Diantara kegiatan-kegiatan itulah saya terus berpikir untuk bisa menerbitkan buku sendiri.

Terkadang, saya bingung menentukan apa yang ingin saya bukukan?? Kumpulan puisikah? cerpen? atau hal yang lain. Sempat juga terfpikir untuk menulis tentang difable. Lain hari beda lagi, ketika saya berkegiatan training, saya berpikir ingin menulis tentang trainer. Jika dituruti banyak ya..hehehe...

Intinya saya ingin menjadi penulis. Tiga buku Antologi (Kompasiana) yang sudah ada belum membuat saya merasa puas. Saya ingin memiliki buku yang seluruh isinya adalah hasil karya, ide, pemikiran serta pendapat saya. Namun itu semua membutuhkan usaha dan kerja keras. Yang saya lakukan hari ini memupuk semangat menulis agar tidak kendor. Malas, jenuh, mati ide pasti akan tetap ada dan tidak dapat dihindari namun hendaknya harus bisa disikapi dengan bijak. Sehingga tidak mematikan daya juang untuk terus berkarya.

Ya, itulah petualangan saya dalam dunia kepenulisan. Saat ini saya masih berusaha untuk bisa menerbitkan buku sendiri. Mencari informasi ke berbagai penerbit. Bertanya sana sini tentang Self Publishing. Dan tentu saja terus mencari ilham untuk menulis. Mencari itu memang sulit dan melelahkan, namun jika dilakukan dengan konsisten dan tanpa pernah menyerah, dengan sendirinya yang dicari akan datang. Begitu bukan??

Jika kelak cita-cita ini terwujud, saya ingin semua orang tahu bahwa menulis juga mampu menjadi profesi yang layak diperhitungkan. Di luar sana mungkin sudah banyak penulis-penulis handal. Namun bagaimana kita memberikan ciri khas tersendiri dalam tiap tulisan, bagaimana kita mengemas tulisan itu menjadi hal yang bernilai bagi semua orang.

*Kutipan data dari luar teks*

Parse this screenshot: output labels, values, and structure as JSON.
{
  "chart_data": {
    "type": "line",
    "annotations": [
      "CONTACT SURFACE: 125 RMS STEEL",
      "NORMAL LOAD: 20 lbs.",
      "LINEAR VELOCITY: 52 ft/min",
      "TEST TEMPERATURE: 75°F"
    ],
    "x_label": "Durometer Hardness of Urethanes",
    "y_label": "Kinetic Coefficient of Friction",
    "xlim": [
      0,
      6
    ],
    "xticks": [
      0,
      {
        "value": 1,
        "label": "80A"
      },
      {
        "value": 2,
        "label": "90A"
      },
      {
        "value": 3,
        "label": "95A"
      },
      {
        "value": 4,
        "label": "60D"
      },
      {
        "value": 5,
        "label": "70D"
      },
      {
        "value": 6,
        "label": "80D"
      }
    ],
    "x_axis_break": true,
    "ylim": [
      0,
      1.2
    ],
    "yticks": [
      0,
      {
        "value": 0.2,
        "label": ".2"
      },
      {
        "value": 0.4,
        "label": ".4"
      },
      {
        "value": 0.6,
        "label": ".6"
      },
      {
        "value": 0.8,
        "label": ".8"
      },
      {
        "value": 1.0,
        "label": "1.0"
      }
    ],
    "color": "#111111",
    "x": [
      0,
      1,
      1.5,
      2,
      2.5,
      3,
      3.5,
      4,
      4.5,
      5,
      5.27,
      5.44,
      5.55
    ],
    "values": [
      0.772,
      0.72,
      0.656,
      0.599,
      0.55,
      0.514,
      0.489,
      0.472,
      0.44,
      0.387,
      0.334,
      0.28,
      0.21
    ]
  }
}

Saya tidak mau muluk-muluk, jika tulisan saya bisa diterima dengan baik. Bukan tidak mungkin jika buku saya nanti pun demikian. Sehingga saya bisa dengan tegap mengatakan pada mereka jangan melihat saya sebagai difable. Namun lihatlah yang sudah saya lakukan. Apa yang sudah saya berikan dan apa yang sudah saya ciptakan. Itu saja!